Anyone old enough to remember Israel’s air strike against Iraq’s Osirak nuclear facility just before it was to go on line in 1981 cannot help but wonder whether Israel might one day deal with Iran’s nuclear program in the same way.

Speculation to that effect has only grown since this paper’s Pentagon reporter Rowan Scarborough reported a year ago that Israel had already mapped out a route for its aircraft to approach Iran’s nuclear reactor site at Bushehr.

It was with that in mind that our editor-in-chief remarked during an interview with Secretary of State Colin L. Powell at our offices 10 days ago that the dispute over Iran’s nuclear program might be referred, not to the U.N. Security Council but to the Israeli air force.

It was intended as a light-hearted crack, but the secretary offered a serious, if opaque, answer.

“I don’t want to get too deeply into this,” Mr. Powell said. “But based on what I know about the [Iranian nuclear] program, it is not one that lends itself to a simple military solution.”

A great deal has been written about the pros and cons of a pre-emptive strike against Iran’s capacity to make nuclear weapons, but this was the first time I had seen an official as senior as the secretary of state say — on the record — that it might not be militarily feasible.

However, Mr. Powell did not explain himself further and with all the other pressing matters covered in the interview — ranging from the war in Iraq to relations with Russia — it did not make it into the next day’s story. Nor was it easy to see how to get a follow-up story out of that single ambiguous quote.

Mr. Powell’s comment came into sharper focus a few days later with the publication of last week’s issue of Newsweek magazine. An article co-authored by Dan Ephron, a former freelance writer for The Washington Times, reported that the CIA and Defense Intelligence Agency had conducted war games based on an attack on the Iranian program; in those dry runs the conflict had invariably escalated out of control.

Bunker-buster bombs

This might have been what Mr. Powell was thinking of when he made his remark. But it still didn’t lend itself to a story without borrowing more heavily from the Newsweek article than we cared to.

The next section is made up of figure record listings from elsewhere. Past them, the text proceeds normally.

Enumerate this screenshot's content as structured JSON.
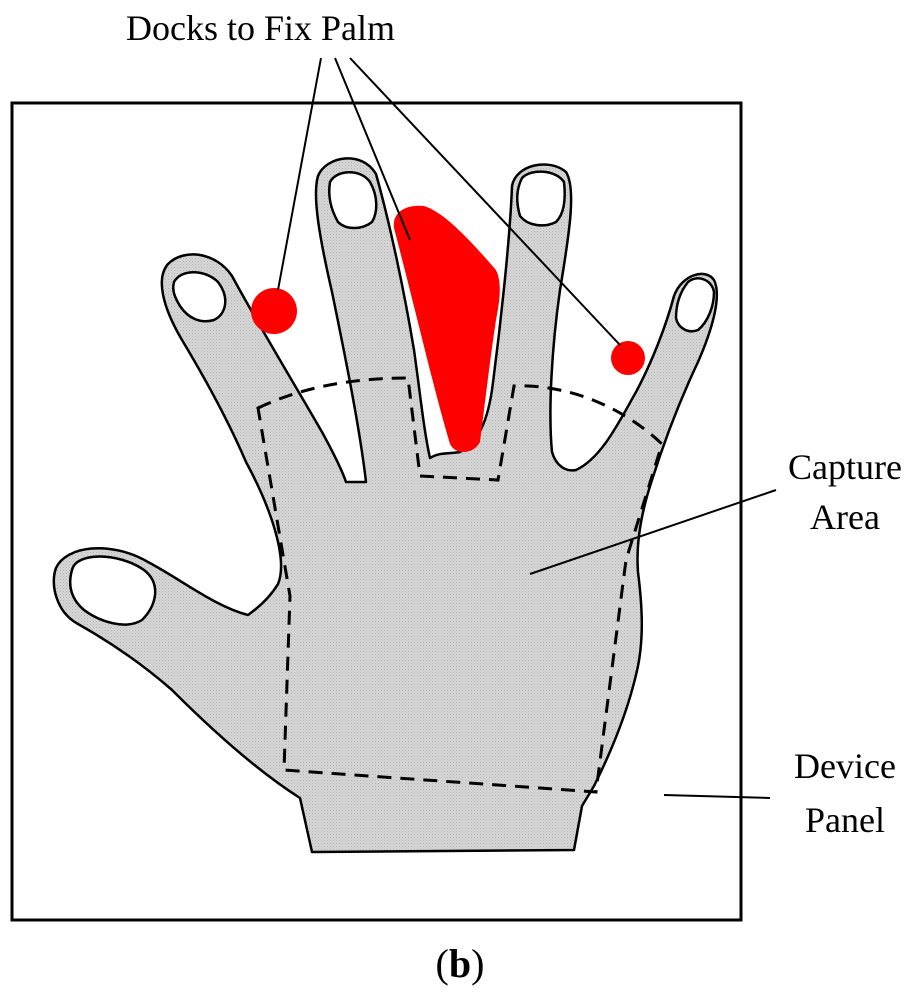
{
  "labels": {
    "docks": "Docks to Fix Palm",
    "capture_line1": "Capture",
    "capture_line2": "Area",
    "device_line1": "Device",
    "device_line2": "Panel",
    "panel_letter": "b"
  },
  "colors": {
    "hand_fill": "#d3d3d3",
    "dock_red": "#ff0000",
    "line": "#000000"
  }
}
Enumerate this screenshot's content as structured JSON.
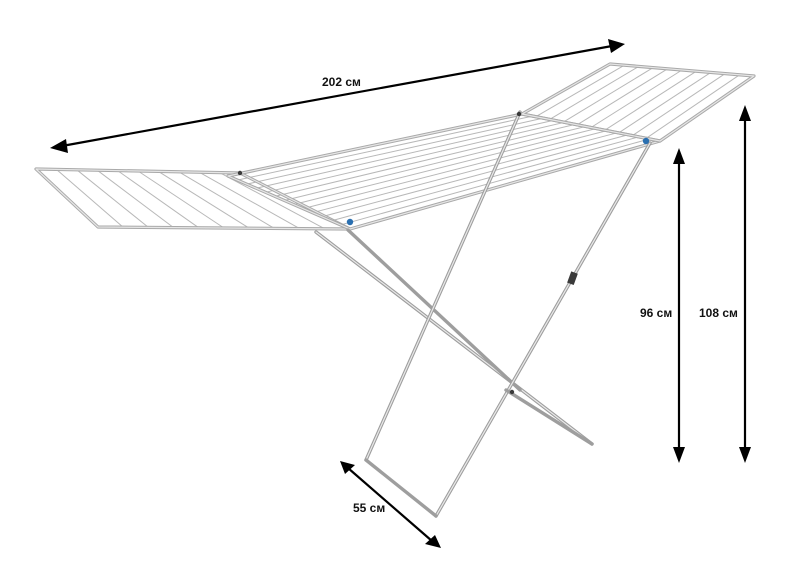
{
  "dimensions": {
    "length_label": "202 см",
    "depth_label": "55 см",
    "rail_height_label": "96 см",
    "wing_height_label": "108 см"
  },
  "wire_counts": {
    "left_wing": 9,
    "center": 12,
    "right_wing": 9
  },
  "colors": {
    "frame": "#a9a9a9",
    "arrow": "#000000",
    "accent_cap": "#2a6fb0"
  }
}
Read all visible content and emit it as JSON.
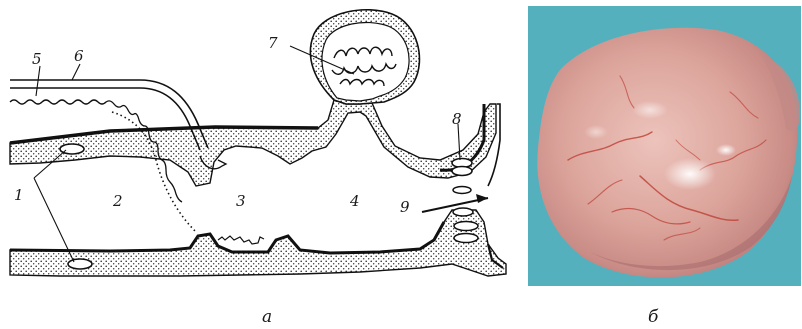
{
  "figure": {
    "panels": [
      {
        "id": "a",
        "caption": "а",
        "labels": [
          "1",
          "2",
          "3",
          "4",
          "5",
          "6",
          "7",
          "8",
          "9"
        ]
      },
      {
        "id": "b",
        "caption": "б",
        "colors": {
          "background": "#5cb7c4",
          "organ": "#d9a39a",
          "vessel": "#c0463c"
        }
      }
    ]
  }
}
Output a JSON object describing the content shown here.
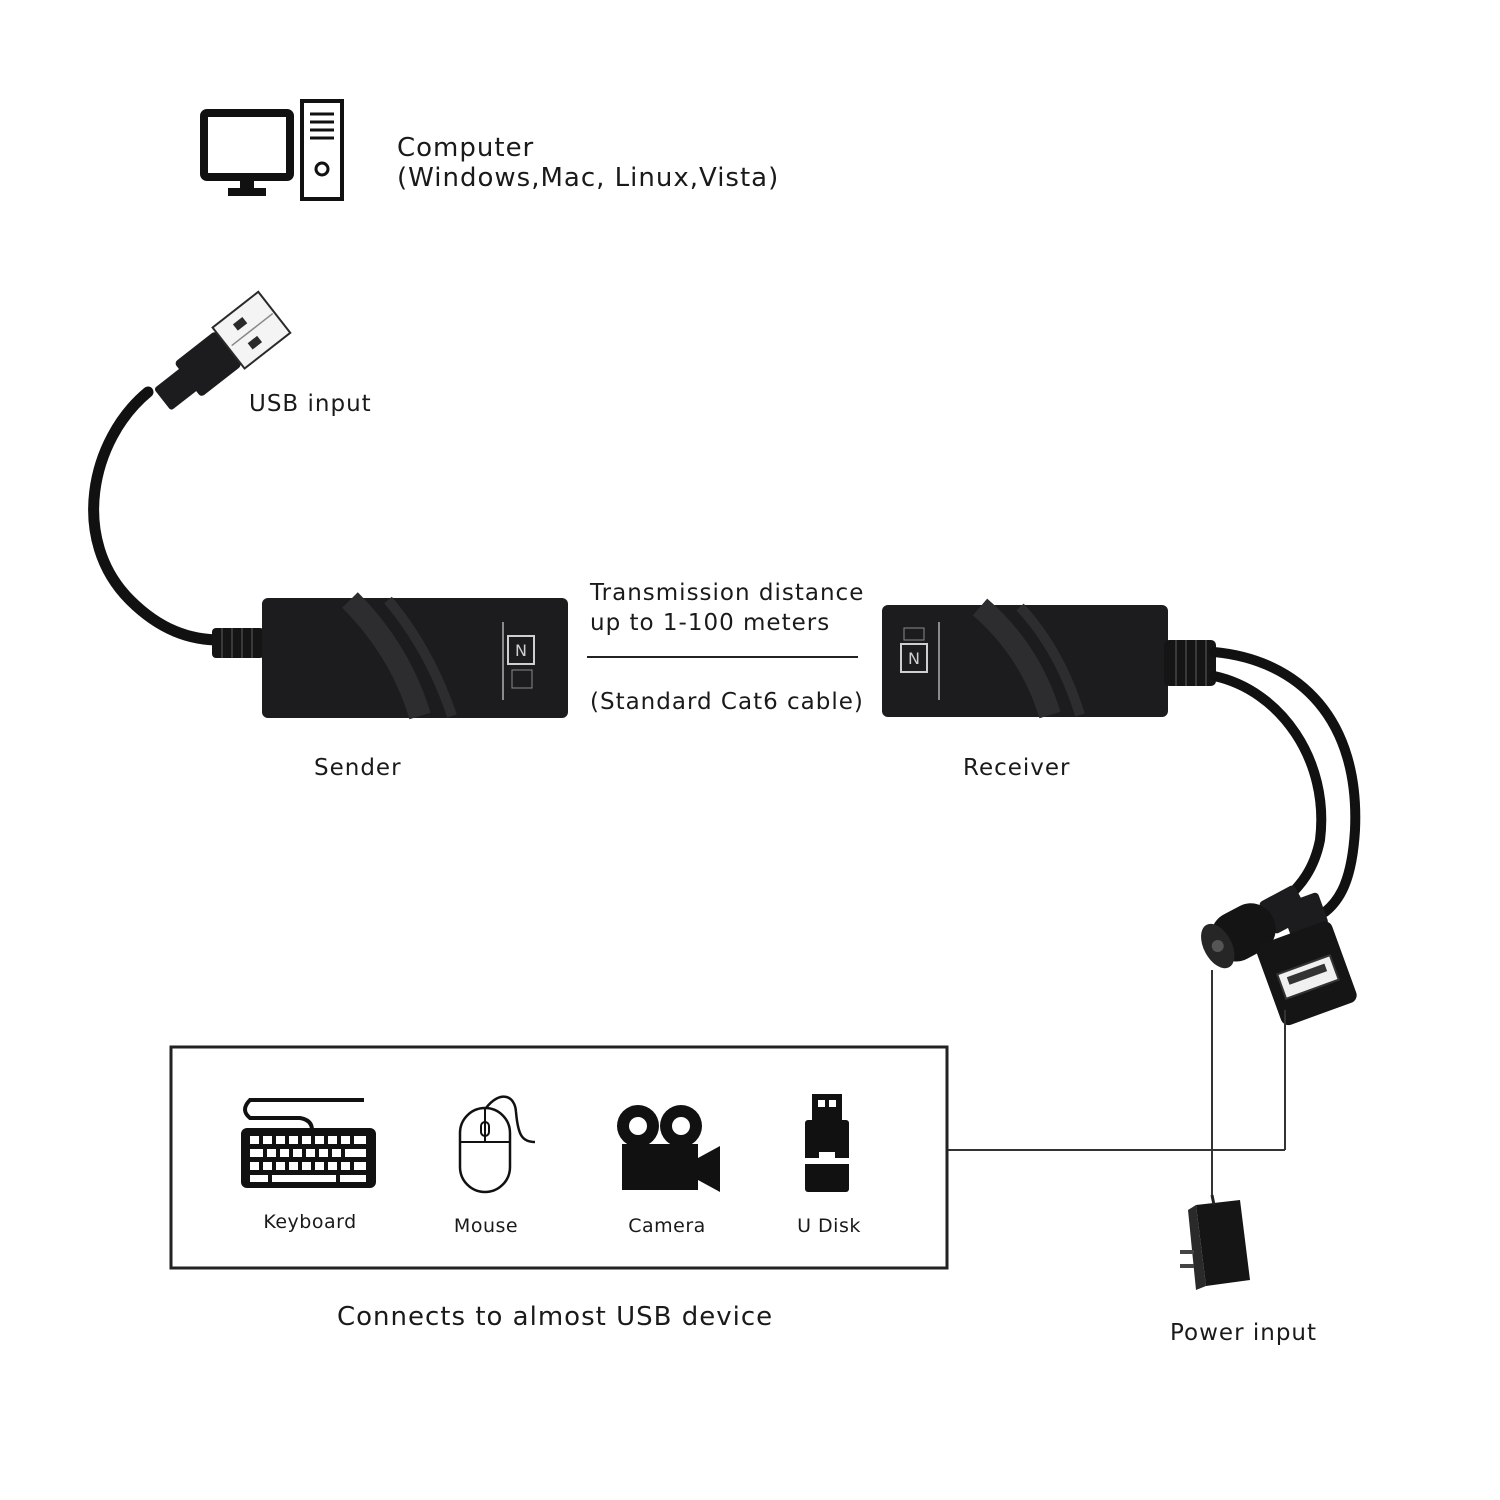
{
  "computer": {
    "title": "Computer",
    "os_list": "(Windows,Mac, Linux,Vista)"
  },
  "usb_input_label": "USB input",
  "transmission": {
    "line1": "Transmission distance",
    "line2": "up to 1-100 meters",
    "cable": "(Standard Cat6 cable)"
  },
  "sender_label": "Sender",
  "receiver_label": "Receiver",
  "devices": [
    {
      "label": "Keyboard",
      "icon": "keyboard-icon"
    },
    {
      "label": "Mouse",
      "icon": "mouse-icon"
    },
    {
      "label": "Camera",
      "icon": "camera-icon"
    },
    {
      "label": "U Disk",
      "icon": "usb-disk-icon"
    }
  ],
  "devices_caption": "Connects to almost USB device",
  "power_label": "Power input",
  "colors": {
    "device_body": "#1c1c1e",
    "cable": "#111111",
    "line": "#333333"
  }
}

It wasn’t until Tuesday that the third and the fourth shoes dropped. Wire agencies that morning offered two related stories that pushed forward the whole debate and offered a plausible vehicle for getting the Powell comment into the paper.

The first was a story from Tehran in which the Iranian government announced it was going ahead with plans to begin enriching uranium over the objections of the U.N. nuclear agency and, indeed, much of the world.

The second story, from Jerusalem, cited a report in the Israeli newspaper Ha’aretz saying the United States would soon conclude a $319 million military sale to Israel that included 500 “bunker-buster” bombs suitable for use against an Iranian nuclear site.

We asked State Department reporter Nicholas Kralev to take all these elements and combine them into an article, leading with the Iranian announcement and using the Ha’aretz report to establish the context for Mr. Powell’s remark.

A slight hitch developed when Mr. Kralev began checking the facts: U.S. officials, while declining to comment publicly on the Ha’aretz report, privately suggested there was nothing to it and that it must have been a slow news day in Israel.

With a little more checking, however, Mr. Kralev discovered that the proposed sale was no secret at all. The U.S. Defense Security Cooperation Agency had formally notified Congress on June 1 that it was considering a weapons sale to Israel valued at up to $319 million and had specifically listed the bunker-buster bombs.

The story ran on Wednesday’s front page.